14. Juli, Nationalfeiertag in Frankreich, und in Uriages-les-Bains feiern sie gleich doppelt. Die Tour kommt auf ihrer zehnten Etappe vorbei, das kleine Thermalbad ist seit dem Morgen auf den Beinen. Es hat 36 Grad, die Karawane ist schon durch und auch die Ausreißer um den späteren Sieger Sergio Paulinho sind es, Familienväter fotografieren jetzt die Helikopter am Himmel, die ein paar Bilder aus dem schönen Belledonne- Massif in alle Welt übermitteln. Dann kommt die Meute, "Contadorrhe!" und "Schleckhe!", rufen die Zuschauer. Andy Schleck fährt ganz vorne, er ist gut sichtbar, der Mann in Gelb. Er wirft eine Trinkflasche zur Seite. "Merci, Schleckhe!", ruft der glückliche Finder.

Die Tour de France wird zum Zweikampf: Der gesamtführende Luxemburger Andy Schleck (links) und Vorjahressieger Alberto Contador werden den Gewinn des wichtigsten Rennens der Welt wohl unter sich ausmachen. (Foto: ap)

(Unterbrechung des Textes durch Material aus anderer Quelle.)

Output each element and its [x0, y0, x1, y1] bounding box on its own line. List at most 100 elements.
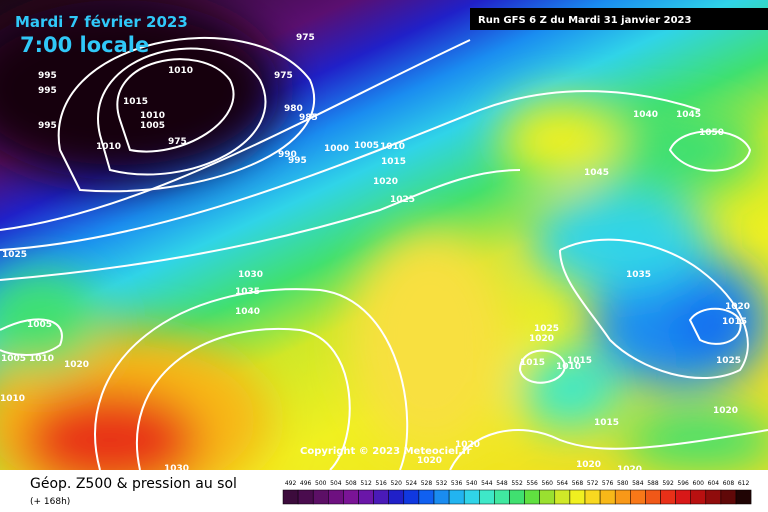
scale-label: 584	[632, 480, 644, 487]
scale-swatch	[282, 489, 299, 505]
scale-swatch	[343, 489, 359, 505]
scale-label: 496	[300, 480, 312, 487]
isobar-label: 1005	[1, 354, 26, 364]
scale-label: 532	[436, 480, 448, 487]
scale-swatch	[630, 489, 646, 505]
isobar-label: 1025	[716, 356, 741, 366]
isobar-labels: 9751010995995975101510101005980985995975…	[0, 33, 750, 475]
isobar-label: 1020	[725, 302, 750, 312]
scale-swatch	[373, 489, 389, 505]
isobar-label: 985	[299, 113, 318, 123]
isobar-label: 1005	[140, 121, 165, 131]
scale-label: 552	[511, 480, 523, 487]
scale-label: 524	[406, 480, 418, 487]
isobar-label: 1030	[164, 464, 189, 474]
scale-swatch	[433, 489, 450, 505]
scale-swatch	[690, 489, 707, 505]
isobar-label: 1005	[354, 141, 379, 151]
isobar-label: 1020	[529, 334, 554, 344]
scale-label: 612	[738, 480, 750, 487]
scale-label: 528	[421, 480, 433, 487]
scale-label: 568	[572, 480, 584, 487]
isobar-label: 1010	[0, 394, 25, 404]
scale-label: 600	[693, 480, 705, 487]
isobar-label: 1020	[455, 440, 480, 450]
isobar-label: 1020	[417, 456, 442, 466]
isobar-lines	[0, 37, 768, 471]
scale-swatch	[569, 489, 586, 505]
scale-swatch	[599, 489, 616, 505]
scale-label: 508	[345, 480, 357, 487]
isobar-label: 1020	[576, 460, 601, 470]
isobar-label: 1025	[2, 250, 27, 260]
scale-swatch	[554, 489, 571, 505]
isobar-label: 1050	[699, 128, 724, 138]
isobar-label: 1025	[534, 324, 559, 334]
scale-swatch	[418, 489, 435, 505]
scale-label: 580	[617, 480, 629, 487]
isobar-label: 1020	[64, 360, 89, 370]
scale-swatch	[312, 489, 329, 505]
scale-swatch	[509, 489, 525, 505]
isobar-label: 1015	[567, 356, 592, 366]
legend-title: Géop. Z500 & pression au sol	[30, 476, 237, 492]
scale-label: 544	[481, 480, 493, 487]
scale-label: 604	[708, 480, 720, 487]
isobar-label: 1015	[594, 418, 619, 428]
forecast-time: 7:00 locale	[20, 33, 149, 57]
color-scale: 492 496 500 504 508 512 516 520 524 528 532 536 540 5…	[282, 480, 752, 505]
isobar-label: 1035	[626, 270, 651, 280]
isobar-label: 1010	[556, 362, 581, 372]
scale-swatch	[645, 489, 661, 505]
scale-label: 556	[526, 480, 538, 487]
isobar-label: 1040	[633, 110, 658, 120]
isobar-label: 1015	[520, 358, 545, 368]
isobar-label: 1010	[168, 66, 193, 76]
isobar-label: 995	[38, 86, 57, 96]
scale-label: 536	[451, 480, 463, 487]
run-info: Run GFS 6 Z du Mardi 31 janvier 2023	[478, 15, 691, 26]
isobar-label: 1020	[373, 177, 398, 187]
isobar-label: 1010	[96, 142, 121, 152]
isobar-label: 1045	[584, 168, 609, 178]
scale-swatch	[675, 489, 691, 505]
scale-swatch	[479, 489, 495, 505]
scale-swatch	[463, 489, 480, 505]
isobar-label: 1015	[123, 97, 148, 107]
scale-swatch	[584, 489, 601, 505]
scale-swatch	[660, 489, 676, 505]
isobar-label: 975	[274, 71, 293, 81]
scale-swatch	[297, 489, 314, 505]
scale-label: 500	[315, 480, 327, 487]
scale-swatch	[614, 489, 631, 505]
isobar-label: 1015	[722, 317, 747, 327]
forecast-date: Mardi 7 février 2023	[15, 13, 188, 31]
scale-swatch	[494, 489, 510, 505]
scale-swatch	[539, 489, 556, 505]
scale-label: 540	[466, 480, 478, 487]
scale-label: 564	[557, 480, 569, 487]
scale-swatch	[720, 489, 737, 505]
scale-label: 560	[542, 480, 554, 487]
scale-label: 512	[360, 480, 372, 487]
run-box	[470, 8, 768, 30]
scale-label: 572	[587, 480, 599, 487]
scale-label: 588	[647, 480, 659, 487]
isobar-label: 1045	[676, 110, 701, 120]
scale-swatch	[403, 489, 420, 505]
scale-label: 608	[723, 480, 735, 487]
scale-swatch	[358, 489, 374, 505]
isobar-label: 1005	[27, 320, 52, 330]
isobar-label: 1030	[238, 270, 263, 280]
scale-label: 576	[602, 480, 614, 487]
isobar-label: 975	[168, 137, 187, 147]
scale-label: 492	[285, 480, 297, 487]
scale-swatch	[705, 489, 722, 505]
isobar-label: 975	[296, 33, 315, 43]
scale-label: 592	[662, 480, 674, 487]
isobar-label: 1020	[713, 406, 738, 416]
scale-swatch	[328, 489, 344, 505]
isobar-label: 1035	[235, 287, 260, 297]
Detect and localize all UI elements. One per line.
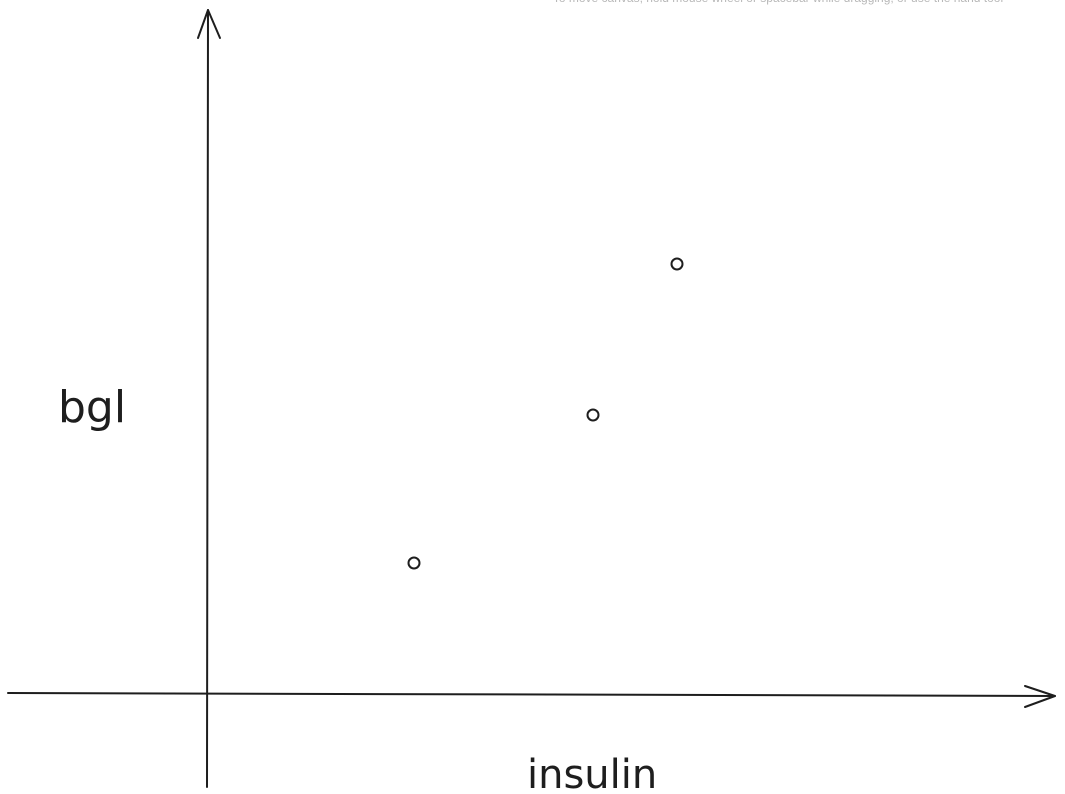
x-axis-label[interactable]: insulin xyxy=(527,752,657,794)
x-axis xyxy=(7,692,1056,697)
point[interactable] xyxy=(407,556,421,570)
x-axis-arrowhead xyxy=(1024,685,1056,708)
canvas-hint: To move canvas, hold mouse wheel or spac… xyxy=(553,0,1003,5)
y-axis xyxy=(206,9,209,788)
y-axis-label[interactable]: bgl xyxy=(58,382,126,433)
point[interactable] xyxy=(670,257,684,271)
y-axis-arrowhead xyxy=(197,9,221,39)
point[interactable] xyxy=(586,408,600,422)
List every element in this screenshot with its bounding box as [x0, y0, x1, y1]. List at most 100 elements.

Ellbogenbruch geheim gehalten

Alberto Contador gegen Schleck, die Alpen haben aus der Tour de France ein Duell gemacht, nur Unfälle oder sonstige Kalamitäten können für einen anderen Sieger sorgen. Cadel Evans ist zwar kein Siegfahrer, er hat noch nie eine große Rundfahrt gewonnen. Doch bis Dienstag hatten man dem australischen Weltmeister schon zugetraut, mit seinem zähen Fahrstil halbwegs Anschluss halten zu können an die zwei Kletterspezialisten. Doch Evans' ersten Tag in Gelb bestimmten Schmerzen, Frust und schließlich Tränen: Vor Avoriaz, wo er sich ins Maillot Jaune gekämpft hatte, war er gestürzt, und am Ruhetag ergaben Untersuchungen, dass er sich den linken Ellenbogen gebrochen hatte. Evans hielt das geheim, so lang es ging. Bis zum Madeleine, wo Schleck und Contador antraten.

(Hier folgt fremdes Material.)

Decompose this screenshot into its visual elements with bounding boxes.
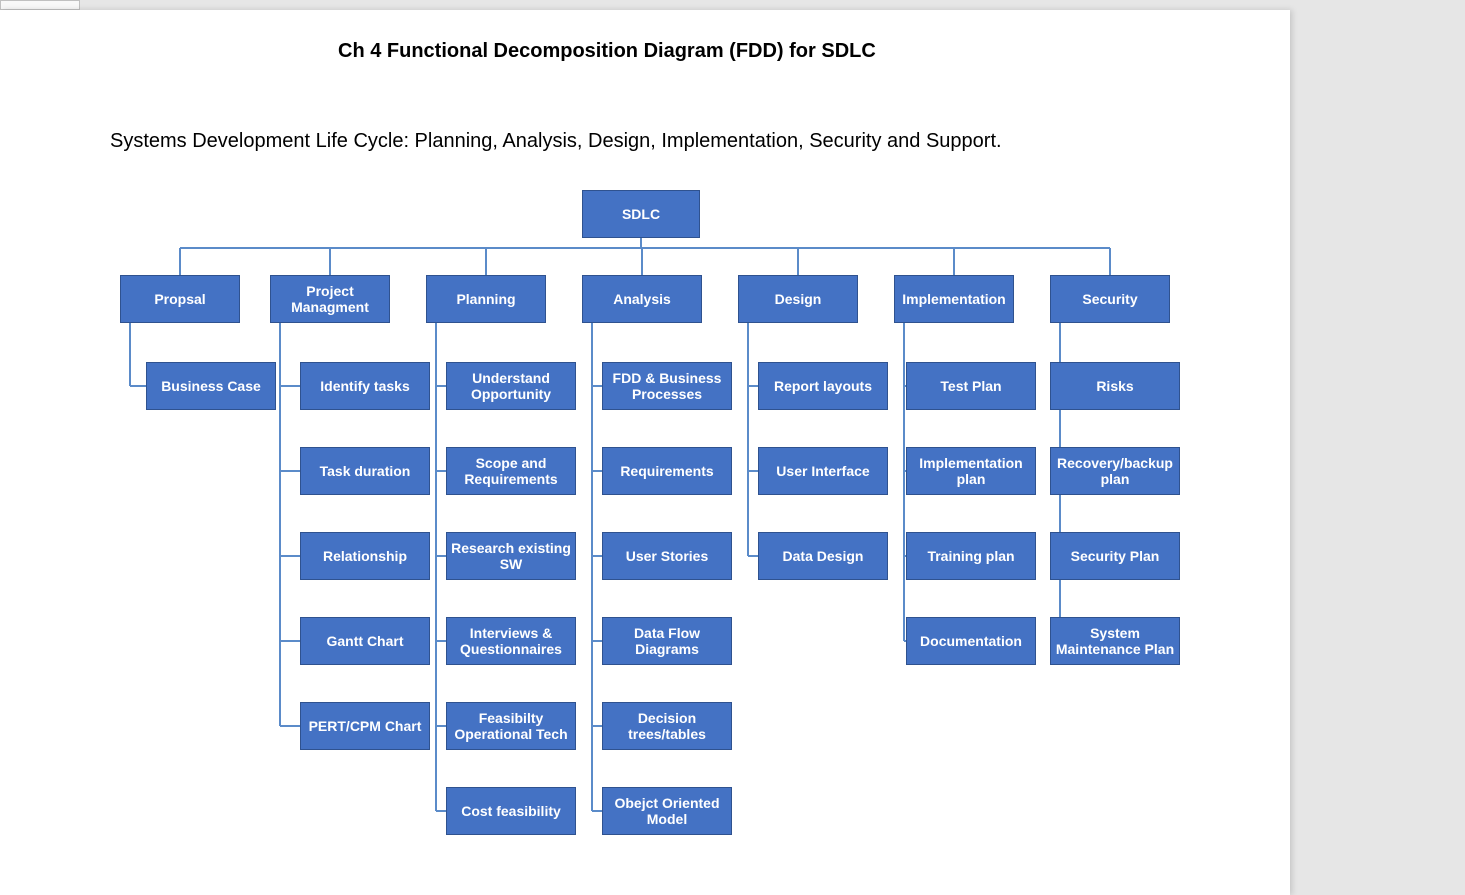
connector-h [130,385,146,387]
connector-h [280,385,300,387]
connector-v [591,323,593,811]
leaf-node: PERT/CPM Chart [300,702,430,750]
connector-h [436,385,446,387]
page-subtitle: Systems Development Life Cycle: Planning… [110,130,1002,153]
connector-h [592,640,602,642]
leaf-node: Obejct Oriented Model [602,787,732,835]
leaf-node: Business Case [146,362,276,410]
leaf-node: System Maintenance Plan [1050,617,1180,665]
connector-v [435,323,437,811]
leaf-node: Training plan [906,532,1036,580]
connector-v [903,323,905,641]
leaf-node: Requirements [602,447,732,495]
connector-h [592,470,602,472]
connector-h [592,725,602,727]
ruler-fragment [0,0,80,10]
page-title: Ch 4 Functional Decomposition Diagram (F… [338,40,876,63]
connector-v [485,248,487,275]
leaf-node: Data Flow Diagrams [602,617,732,665]
leaf-node: Security Plan [1050,532,1180,580]
branch-node: Analysis [582,275,702,323]
connector-h [436,555,446,557]
connector-v [953,248,955,275]
connector-h [180,247,1110,249]
connector-h [280,470,300,472]
connector-h [748,385,758,387]
leaf-node: Report layouts [758,362,888,410]
leaf-node: Understand Opportunity [446,362,576,410]
leaf-node: FDD & Business Processes [602,362,732,410]
connector-h [592,385,602,387]
leaf-node: Data Design [758,532,888,580]
connector-v [279,323,281,726]
leaf-node: Implementation plan [906,447,1036,495]
branch-node: Design [738,275,858,323]
leaf-node: Recovery/backup plan [1050,447,1180,495]
branch-node: Implementation [894,275,1014,323]
leaf-node: Scope and Requirements [446,447,576,495]
connector-h [280,725,300,727]
leaf-node: Interviews & Questionnaires [446,617,576,665]
connector-h [436,810,446,812]
connector-v [329,248,331,275]
document-page: Ch 4 Functional Decomposition Diagram (F… [0,10,1290,895]
connector-v [1109,248,1111,275]
connector-h [280,555,300,557]
connector-h [436,725,446,727]
leaf-node: Risks [1050,362,1180,410]
connector-h [748,470,758,472]
leaf-node: User Stories [602,532,732,580]
connector-h [280,640,300,642]
branch-node: Project Managment [270,275,390,323]
connector-v [179,248,181,275]
connector-h [592,810,602,812]
connector-v [641,248,643,275]
leaf-node: Cost feasibility [446,787,576,835]
leaf-node: Decision trees/tables [602,702,732,750]
leaf-node: User Interface [758,447,888,495]
connector-h [436,470,446,472]
fdd-chart: SDLC Propsal Business Case Project Managmen… [110,180,1210,895]
leaf-node: Gantt Chart [300,617,430,665]
leaf-node: Research existing SW [446,532,576,580]
connector-v [797,248,799,275]
leaf-node: Documentation [906,617,1036,665]
viewport: Ch 4 Functional Decomposition Diagram (F… [0,0,1465,895]
leaf-node: Feasibilty Operational Tech [446,702,576,750]
connector-h [436,640,446,642]
branch-node: Propsal [120,275,240,323]
root-node: SDLC [582,190,700,238]
leaf-node: Test Plan [906,362,1036,410]
connector-h [592,555,602,557]
leaf-node: Task duration [300,447,430,495]
leaf-node: Identify tasks [300,362,430,410]
branch-node: Planning [426,275,546,323]
leaf-node: Relationship [300,532,430,580]
connector-v [747,323,749,556]
connector-h [748,555,758,557]
branch-node: Security [1050,275,1170,323]
connector-v [129,323,131,386]
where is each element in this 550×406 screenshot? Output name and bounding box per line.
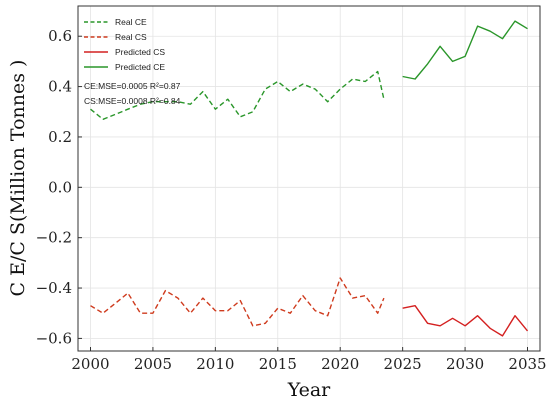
legend-label: Real CS bbox=[115, 32, 147, 42]
x-tick-label: 2030 bbox=[446, 355, 484, 373]
metric-annotation: CS:MSE=0.0008 R²=0.84 bbox=[84, 96, 181, 106]
x-tick-label: 2025 bbox=[384, 355, 422, 373]
x-tick-label: 2000 bbox=[71, 355, 109, 373]
series-predicted-cs-line bbox=[402, 305, 529, 337]
series-real-ce-line bbox=[90, 70, 385, 121]
series-real-cs-line bbox=[90, 277, 385, 327]
y-tick-label: −0.4 bbox=[36, 279, 72, 297]
annotations: CE:MSE=0.0005 R²=0.87 CS:MSE=0.0008 R²=0.… bbox=[84, 81, 181, 106]
y-axis-label: C E/C S(Million Tonnes ) bbox=[7, 60, 29, 297]
legend-label: Predicted CS bbox=[115, 47, 165, 57]
x-axis-label: Year bbox=[287, 379, 331, 401]
x-tick-label: 2005 bbox=[134, 355, 172, 373]
x-axis-ticks: 2000 2005 2010 2015 2020 2025 2030 2035 bbox=[71, 347, 547, 373]
y-tick-label: −0.2 bbox=[36, 229, 72, 247]
y-axis-ticks: −0.6 −0.4 −0.2 0.0 0.2 0.4 0.6 bbox=[36, 27, 82, 347]
grid-lines bbox=[78, 6, 540, 351]
y-tick-label: 0.4 bbox=[48, 78, 72, 96]
y-tick-label: 0.0 bbox=[48, 178, 72, 196]
y-tick-label: −0.6 bbox=[36, 329, 72, 347]
y-tick-label: 0.2 bbox=[48, 128, 72, 146]
legend-label: Real CE bbox=[115, 17, 147, 27]
legend-label: Predicted CE bbox=[115, 62, 165, 72]
metric-annotation: CE:MSE=0.0005 R²=0.87 bbox=[84, 81, 181, 91]
series-layer bbox=[90, 20, 529, 337]
series-predicted-ce-line bbox=[402, 20, 528, 80]
x-tick-label: 2020 bbox=[321, 355, 359, 373]
legend: Real CE Real CS Predicted CS Predicted CE bbox=[84, 17, 165, 72]
x-tick-label: 2015 bbox=[259, 355, 297, 373]
x-tick-label: 2010 bbox=[196, 355, 234, 373]
x-tick-label: 2035 bbox=[508, 355, 546, 373]
y-tick-label: 0.6 bbox=[48, 27, 72, 45]
plot-frame bbox=[77, 5, 541, 352]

Evans will weiterfahren, wie auch die anderen Herausforderer, die sich nun aber schon vor den Pyrenäen auf Etappensiege spezialisieren müssen. Carlos Sastre zum Beispiel, Spaniens Tour-Sieger von 2008, und natürlich auch Lance Armstrong mit seinen Leuten von RadioShack. Sie liegen deutlich zurück.

Den Veranstaltern hätte allerdings kaum etwas Besseres passieren können als die Abstürze dieser alternden Herren. Sastre, 35, und Evans, 33, versprechen ja weder mit ihrer dezenten Fahrweise jenes Spektakel, das die Tour liefern möchte, noch liefern ihre Charaktere Extravaganzen oder Emotionen, die dem Tour-Geschäft dienlich sein könnten. Und wie unberührt und selbstverständlich die Tour seit Avoriaz das Ende der zehnjährigen Ära Armstrong abgewickelt hat, der zwischen 1999 und 2005 siebenmal siegte, das ist schon erstaunlich.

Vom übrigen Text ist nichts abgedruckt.